Under Assumptions 3.10/3.11 (transverse invariant-manifold intersections; Hypothesis A) the paper correctly identifies a Smale–Birkhoff horseshoe CC on each section Sθ and states W1C(θ)=CC∩Λ∩Sθ (Cor. 3.13) . It then claims Lemma 3.14 (“W1C(θ) is a Cantor set”) from “W1C(θ) is closed” (Property 3.9, built on Assumption 3.8) and “W1C(θ)⊂CC” , but “closed subset of a Cantor set” need not be Cantor without establishing perfectness/transversal slicing. Thus the paper’s proof of the Cantor property is logically incomplete, even though the overall result is very plausible.

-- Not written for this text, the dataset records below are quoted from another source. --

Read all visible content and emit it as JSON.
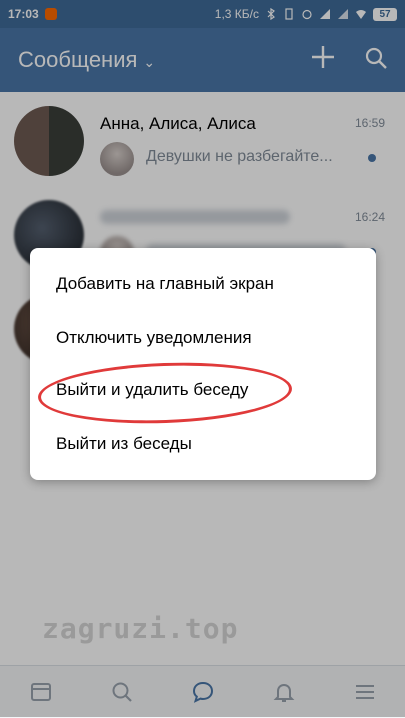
{
  "status_bar": {
    "time": "17:03",
    "network_speed": "1,3 КБ/с",
    "battery": "57"
  },
  "app_bar": {
    "title": "Сообщения",
    "icons": [
      "chevron-down-icon",
      "plus-icon",
      "search-icon"
    ]
  },
  "conversations": [
    {
      "name": "Анна, Алиса, Алиса",
      "time": "16:59",
      "preview": "Девушки не разбегайте...",
      "unread": true
    },
    {
      "time": "16:24",
      "unread": true
    }
  ],
  "context_menu": {
    "items": [
      "Добавить на главный экран",
      "Отключить уведомления",
      "Выйти и удалить беседу",
      "Выйти из беседы"
    ],
    "highlight_color": "#e03a3a"
  },
  "watermark": "zagruzi.top",
  "bottom_nav": [
    "news-icon",
    "search-icon",
    "messages-icon",
    "notifications-icon",
    "menu-icon"
  ],
  "colors": {
    "accent": "#4a76a8",
    "status_bar": "#3f6b99",
    "secondary_text": "#818c99"
  }
}
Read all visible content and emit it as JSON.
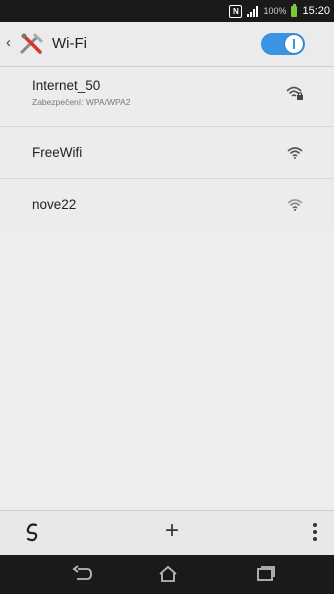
{
  "status_bar": {
    "battery_percent": "100%",
    "time": "15:20",
    "nfc_label": "N"
  },
  "action_bar": {
    "back": "‹",
    "title": "Wi-Fi",
    "wifi_toggle_on": true
  },
  "networks": [
    {
      "ssid": "Internet_50",
      "security": "Zabezpečení: WPA/WPA2",
      "icon": "wifi-locked-icon"
    },
    {
      "ssid": "FreeWifi",
      "security": "",
      "icon": "wifi-icon"
    },
    {
      "ssid": "nove22",
      "security": "",
      "icon": "wifi-weak-icon"
    }
  ],
  "toolbar": {
    "add_label": "+"
  },
  "colors": {
    "accent": "#3a94e4",
    "status_bar": "#1a1a1a",
    "battery": "#7ec63a"
  }
}
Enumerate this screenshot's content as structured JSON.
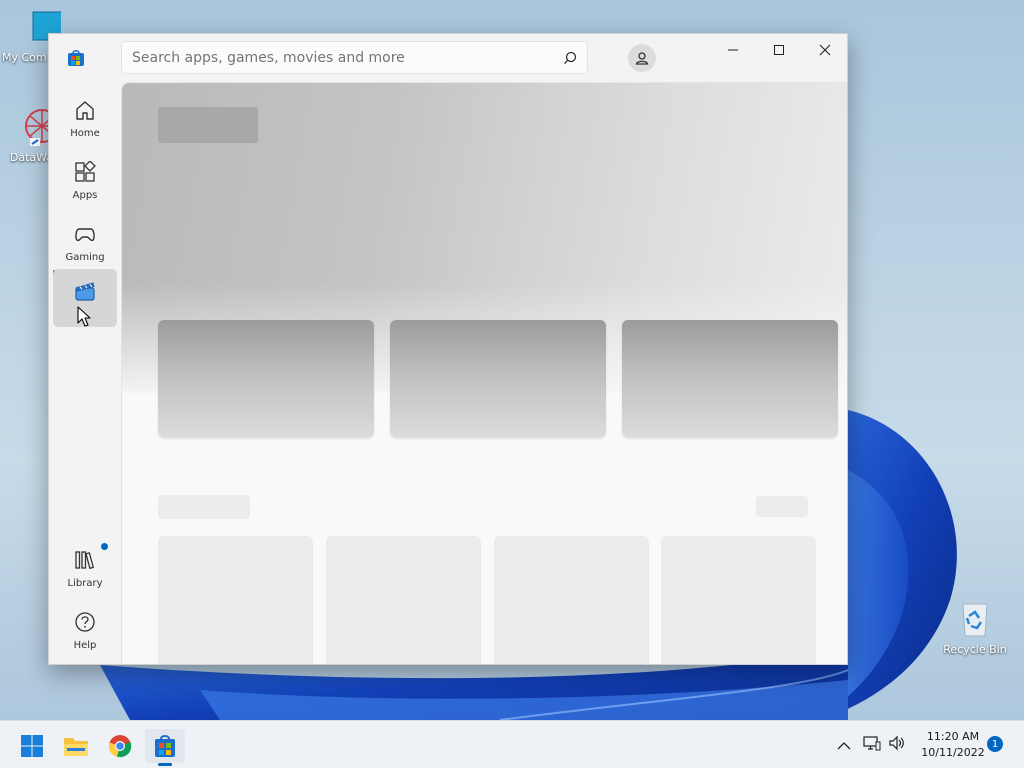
{
  "desktop": {
    "icons": [
      {
        "label": "My Com"
      },
      {
        "label": "DataWag"
      },
      {
        "label": "Recycle Bin"
      }
    ]
  },
  "window": {
    "search": {
      "placeholder": "Search apps, games, movies and more"
    },
    "nav": [
      {
        "label": "Home",
        "icon": "home-icon"
      },
      {
        "label": "Apps",
        "icon": "apps-icon"
      },
      {
        "label": "Gaming",
        "icon": "gaming-icon"
      },
      {
        "label": "",
        "icon": "movies-tv-icon",
        "selected": true
      },
      {
        "label": "Library",
        "icon": "library-icon"
      },
      {
        "label": "Help",
        "icon": "help-icon"
      }
    ]
  },
  "taskbar": {
    "time": "11:20 AM",
    "date": "10/11/2022",
    "notifications": "1"
  },
  "colors": {
    "accent": "#0067c0"
  }
}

The model supplies the missing hyperbolic-sets argument: via local product structure of CC and transversality of Λ∩Sθ to the stable foliation, the slice CC∩Λ∩Sθ is Cantor; it also re-derives Wn(θ)=WA n(θ) in line with the paper’s Lemma 3.12 (based on [7]) . In short, the paper’s main identification and use of a horseshoe are sound under its assumptions, but the final step to “Cantor” is not justified as written; the model’s solution fixes this gap.